62      Con il loro secondo motivo, diretto contro i punti 78 e 79 della sentenza impugnata, i ricorrenti fanno valere che il Tribunale non avrebbe esercitato il controllo giurisdizionale cui era tenuto in virtù della sentenza del 18 luglio 2013, Commissione e a./Kadi (C‑584/10 P, C‑593/10 P e C‑595/10 P, EU:C:2013:518, punti 120 nonché 121). Esso non avrebbe né preteso che la Commissione suffragasse i fatti da lei addotti, né verificato se le censure mosse nei confronti dei ricorrenti fossero troppo risalenti e non avrebbe inoltre preso atto delle osservazioni dettagliate da essi rivolte alla Commissione e al Tribunale, volte ad eccepire la fondatezza delle censure mosse nei confronti dei ricorrenti.

63      Il Consiglio fa valere, in via principale, che il secondo motivo dei ricorrenti sarebbe impreciso e confonderebbe considerazioni relative alla legalità esterna dei regolamenti controversi, in particolare l’obbligo di motivazione, formalità sostanziale, e alla legalità interna degli stessi, vertenti sulla fondatezza dei motivi di inserimento nell’elenco controverso. Tale motivo, pertanto, non rispetterebbe i requisiti formali prescritti dall’articolo 169, paragrafo 2, del regolamento di procedura della Corte e dovrebbe essere respinto in quanto manifestamente irricevibile. Esso ritiene, in subordine, che, con il citato motivo, i ricorrenti si limitino a riformulare il primo motivo di ricorso, relativo alla contestazione nel merito della motivazione su cui la Commissione si è basata per iscrivere nuovamente i ricorrenti nell’elenco controverso, e che tale motivo dovrebbe pertanto, in ogni caso, essere respinto per le medesime ragioni esposte nell’ambito dell’analisi del primo motivo di impugnazione.

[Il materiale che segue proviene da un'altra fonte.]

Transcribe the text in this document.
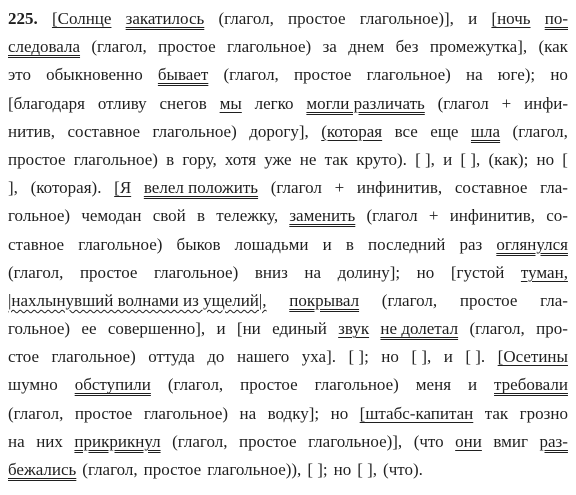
225. [Солнце закатилось (глагол, простое глагольное)], и [ночь по-
следовала (глагол, простое глагольное) за днем без промежутка], (как
это обыкновенно бывает (глагол, простое глагольное) на юге); но
[благодаря отливу снегов мы легко могли различать (глагол + инфи-
нитив, составное глагольное) дорогу], (которая все еще шла (глагол,
простое глагольное) в гору, хотя уже не так круто). [ ], и [ ], (как); но [
], (которая). [Я велел положить (глагол + инфинитив, составное гла-
гольное) чемодан свой в тележку, заменить (глагол + инфинитив, со-
ставное глагольное) быков лошадьми и в последний раз оглянулся
(глагол, простое глагольное) вниз на долину]; но [густой туман,
|нахлынувший волнами из ущелий|, покрывал (глагол, простое гла-
гольное) ее совершенно], и [ни единый звук не долетал (глагол, про-
стое глагольное) оттуда до нашего уха]. [ ]; но [ ], и [ ]. [Осетины
шумно обступили (глагол, простое глагольное) меня и требовали
(глагол, простое глагольное) на водку]; но [штабс-капитан так грозно
на них прикрикнул (глагол, простое глагольное)], (что они вмиг раз-
бежались (глагол, простое глагольное)), [ ]; но [ ], (что).
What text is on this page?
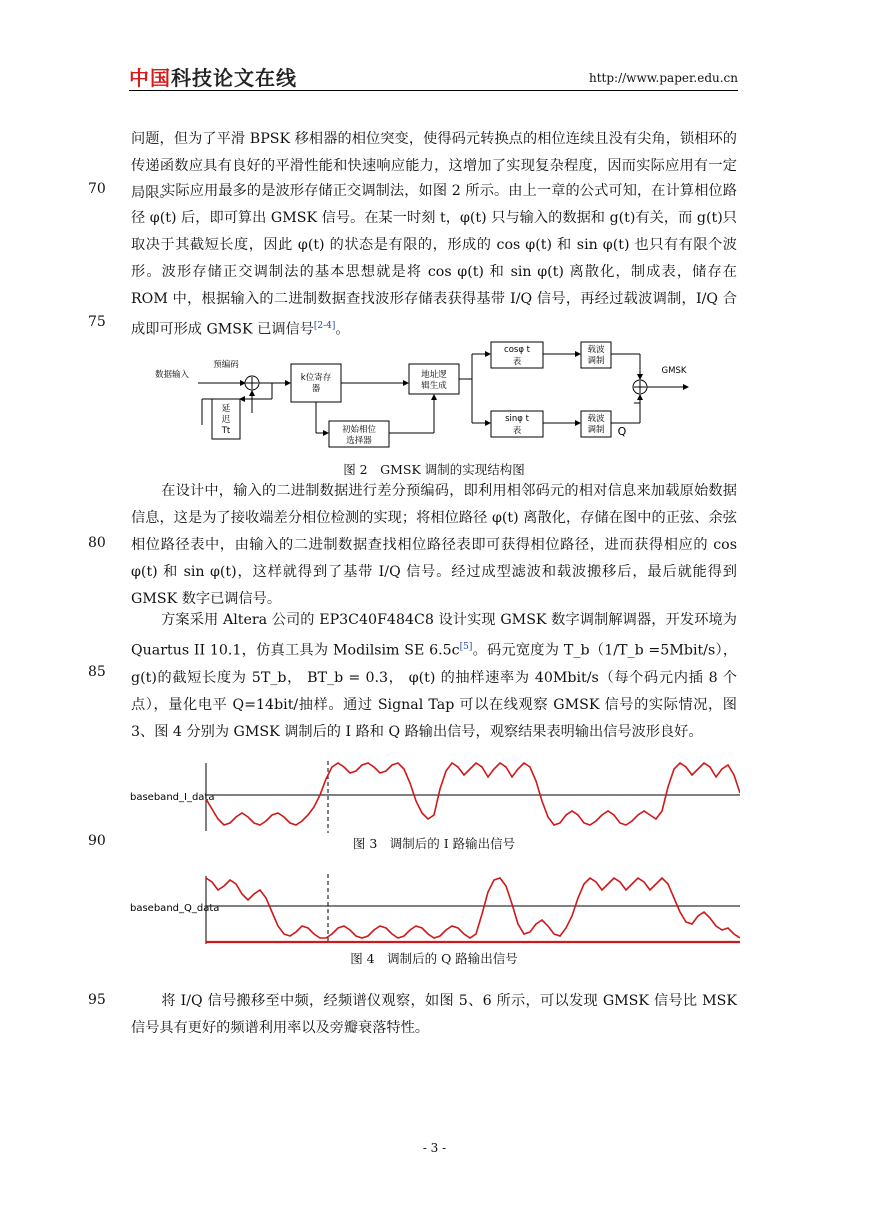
中国科技论文在线	http://www.paper.edu.cn

问题，但为了平滑 BPSK 移相器的相位突变，使得码元转换点的相位连续且没有尖角，锁相环的传递函数应具有良好的平滑性能和快速响应能力，这增加了实现复杂程度，因而实际应用有一定局限。

70
75
80
85
90
95

实际应用最多的是波形存储正交调制法，如图 2 所示。由上一章的公式可知，在计算相位路径 φ(t) 后，即可算出 GMSK 信号。在某一时刻 t，φ(t) 只与输入的数据和 g(t)有关，而 g(t)只取决于其截短长度，因此 φ(t) 的状态是有限的，形成的 cos φ(t) 和 sin φ(t) 也只有有限个波形。波形存储正交调制法的基本思想就是将 cos φ(t) 和 sin φ(t) 离散化，制成表，储存在 ROM 中，根据输入的二进制数据查找波形存储表获得基带 I/Q 信号，再经过载波调制，I/Q 合成即可形成 GMSK 已调信号[2-4]。

数据输入
预编码
延
迟
Tt
k位寄存
器
初始相位
选择器
地址逻
辑生成
cosφ t
表
sinφ t
表
载波
调制
载波
调制
GMSK
Q
图 2　GMSK 调制的实现结构图

在设计中，输入的二进制数据进行差分预编码，即利用相邻码元的相对信息来加载原始数据信息，这是为了接收端差分相位检测的实现；将相位路径 φ(t) 离散化，存储在图中的正弦、余弦相位路径表中，由输入的二进制数据查找相位路径表即可获得相位路径，进而获得相应的 cos φ(t) 和 sin φ(t)，这样就得到了基带 I/Q 信号。经过成型滤波和载波搬移后，最后就能得到 GMSK 数字已调信号。

方案采用 Altera 公司的 EP3C40F484C8 设计实现 GMSK 数字调制解调器，开发环境为 Quartus II 10.1，仿真工具为 Modilsim SE 6.5c[5]。码元宽度为 T_b（1/T_b =5Mbit/s），g(t)的截短长度为 5T_b， BT_b = 0.3， φ(t) 的抽样速率为 40Mbit/s（每个码元内插 8 个点），量化电平 Q=14bit/抽样。通过 Signal Tap 可以在线观察 GMSK 信号的实际情况，图 3、图 4 分别为 GMSK 调制后的 I 路和 Q 路输出信号，观察结果表明输出信号波形良好。

baseband_I_data
图 3　调制后的 I 路输出信号
baseband_Q_data
图 4　调制后的 Q 路输出信号

将 I/Q 信号搬移至中频，经频谱仪观察，如图 5、6 所示，可以发现 GMSK 信号比 MSK 信号具有更好的频谱利用率以及旁瓣衰落特性。

- 3 -
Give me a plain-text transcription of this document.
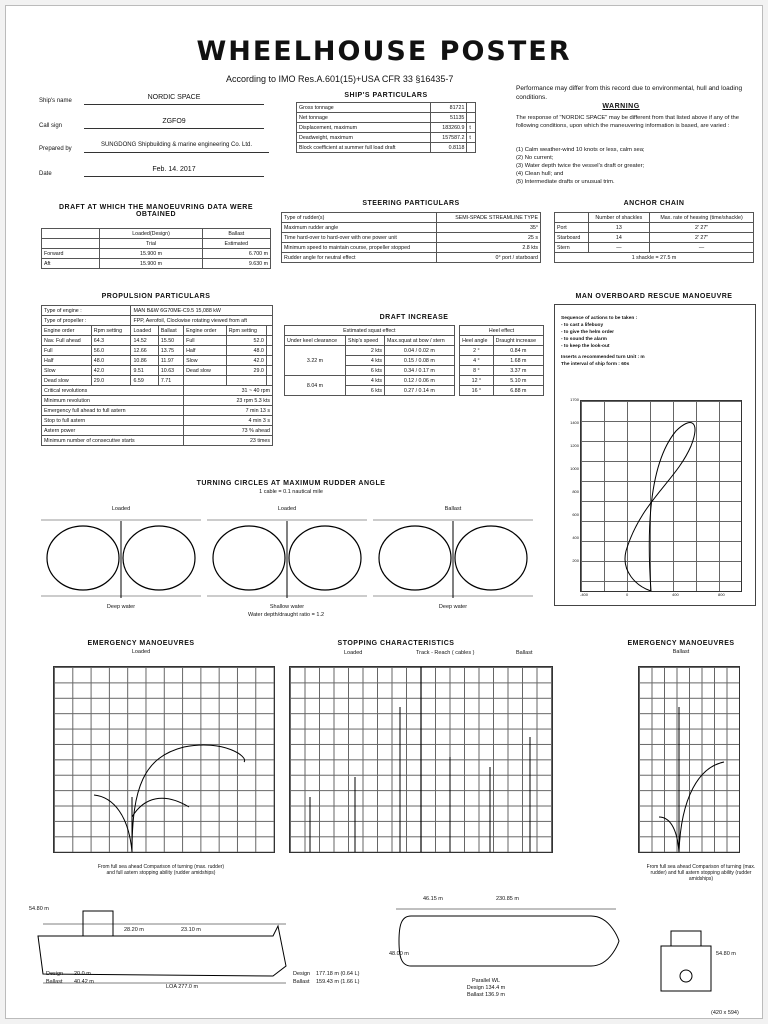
WHEELHOUSE POSTER
According to IMO Res.A.601(15)+USA CFR 33 §16435-7
Performance may differ from this record due to environmental, hull and loading conditions.
Ship's name	NORDIC SPACE
Call sign
ZGFO9
Prepared by
SUNGDONG Shipbuilding & marine engineering Co. Ltd.
Date
Feb. 14. 2017
SHIP'S PARTICULARS
Gross tonnage	81721	
Net tonnage	51135	
Displacement, maximum	183260.9	t
Deadweight, maximum	157587.2	t
Block coefficient at summer full load draft	0.8118	
WARNING
The response of "NORDIC SPACE" may be different from that listed above if any of the following conditions, upon which the maneuvering information is based, are varied :
(1) Calm weather-wind 10 knots or less, calm sea;
(2) No current;
(3) Water depth twice the vessel's draft or greater;
(4) Clean hull; and
(5) Intermediate drafts or unusual trim.
DRAFT AT WHICH THE MANOEUVRING DATA WERE OBTAINED
	Loaded(Design)	Ballast
	Trial	Estimated
Forward	15.900 m	6.700 m
Aft	15.900 m	9.630 m
STEERING PARTICULARS
Type of rudder(s)	SEMI-SPADE STREAMLINE TYPE
Maximum rudder angle	35°
Time hard-over to hard-over with one power unit	25 s
Minimum speed to maintain course, propeller stopped	2.8 kts
Rudder angle for neutral effect	0° port / starboard
ANCHOR CHAIN
	Number of shackles	Max. rate of heaving (time/shackle)
Port	13	2' 27"
Starboard	14	2' 27"
Stern	—	—
1 shackle = 27.5 m		
PROPULSION PARTICULARS
Type of engine :		MAN B&W 6G70ME-C9.5 15,088 kW				
Type of propeller :		FPP, Aerofoil, Clockwise rotating viewed from aft				
Engine order	Rpm setting	Loaded	Ballast	Engine order	Rpm setting	
Nav. Full ahead	64.3	14.52	15.50	Full	52.0	
Full	56.0	12.66	13.75	Half	48.0	
Half	48.0	10.86	11.97	Slow	42.0	
Slow	42.0	9.51	10.63	Dead slow	29.0	
Dead slow	29.0	6.59	7.71			
Critical revolutions				31 ~ 40 rpm		
Minimum revolution				23 rpm 5.3 kts		
Emergency full ahead to full astern				7 min 13 s		
Stop to full astern				4 min 3 s		
Astern power				73 % ahead		
Minimum number of consecutive starts				23 times		
DRAFT INCREASE
Estimated squat effect				Heel effect	
Under keel clearance	Ship's speed	Max.squat at bow / stern		Heel angle	Draught increase
3.22 m	2 kts	0.04 / 0.02 m		2 °	0.84 m
	4 kts	0.15 / 0.08 m		4 °	1.68 m
	6 kts	0.34 / 0.17 m		8 °	3.37 m
8.04 m	4 kts	0.12 / 0.06 m		12 °	5.10 m
	6 kts	0.27 / 0.14 m		16 °	6.88 m
MAN OVERBOARD RESCUE MANOEUVRE
Sequence of actions to be taken :
- to cast a lifebuoy
- to give the helm order
- to sound the alarm
- to keep the look-out
Inserts a recommended turn Unit : m
The interval of ship form : 60s
1700
1400
1200
1000
800
600
400
200
-400	0	400	800
TURNING CIRCLES AT MAXIMUM RUDDER ANGLE
1 cable = 0.1 nautical mile
Loaded
Deep water
Loaded
Shallow water
Ballast
Deep water
Water depth/draught ratio = 1.2
EMERGENCY MANOEUVRES
Loaded
From full sea ahead Comparison of turning (max. rudder) and full astern stopping ability (rudder amidships)
STOPPING CHARACTERISTICS
Loaded	Track - Reach ( cables )	Ballast
EMERGENCY MANOEUVRES
Ballast
From full sea ahead Comparison of turning (max. rudder) and full astern stopping ability (rudder amidships)
54.80 m
28.20 m	23.10 m
LOA 277.0 m
Design 20.0 m
Ballast 40.42 m
Design 177.18 m (0.64 L)
Ballast 159.43 m (1.66 L)
46.15 m	230.85 m
48.00 m
Parallel WL
Design 134.4 m
Ballast 136.9 m
54.80 m
(420 x 594)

64      La Commissione ritiene che il motivo in parola, che riguarda i punti 78 e 79 della sentenza impugnata, con i quali il Tribunale ha constatato che il regolamento n. 1139/2010 non era viziato da una violazione dell’obbligo di motivazione, sia manifestamente infondato. Il Tribunale avrebbe applicato in modo assai preciso i criteri di cui alla sentenza del 18 luglio 2013, Commissione e a./Kadi (C‑584/10 P, C‑593/10 P e C‑595/10 P, EU:C:2013:518, punto 118), che richiedono che la motivazione identifichi le ragioni individuali, specifiche e concrete per cui le autorità competenti ritengono che all’interessato debbano essere applicate misure restrittive. La Commissione aggiunge che i punti 120 e 121 di quest’ultima sentenza riguarderebbero non l’obbligo di motivazione, ma la valutazione nel merito dei motivi invocati, di modo che «i ricorrenti sbagliano l’obiettivo».

 Giudizio della Corte

65      Al punto 80 della sentenza impugnata il Tribunale ha respinto in quanto infondato il secondo motivo sollevato dai ricorrenti, relativo alla violazione da parte della Commissione dell’obbligo di motivazione dei regolamenti controversi. Con tale motivo, essi contestavano il carattere vago e insufficiente della motivazione sulla quale la Commissione si era basata per il loro reinserimento nell’elenco controverso.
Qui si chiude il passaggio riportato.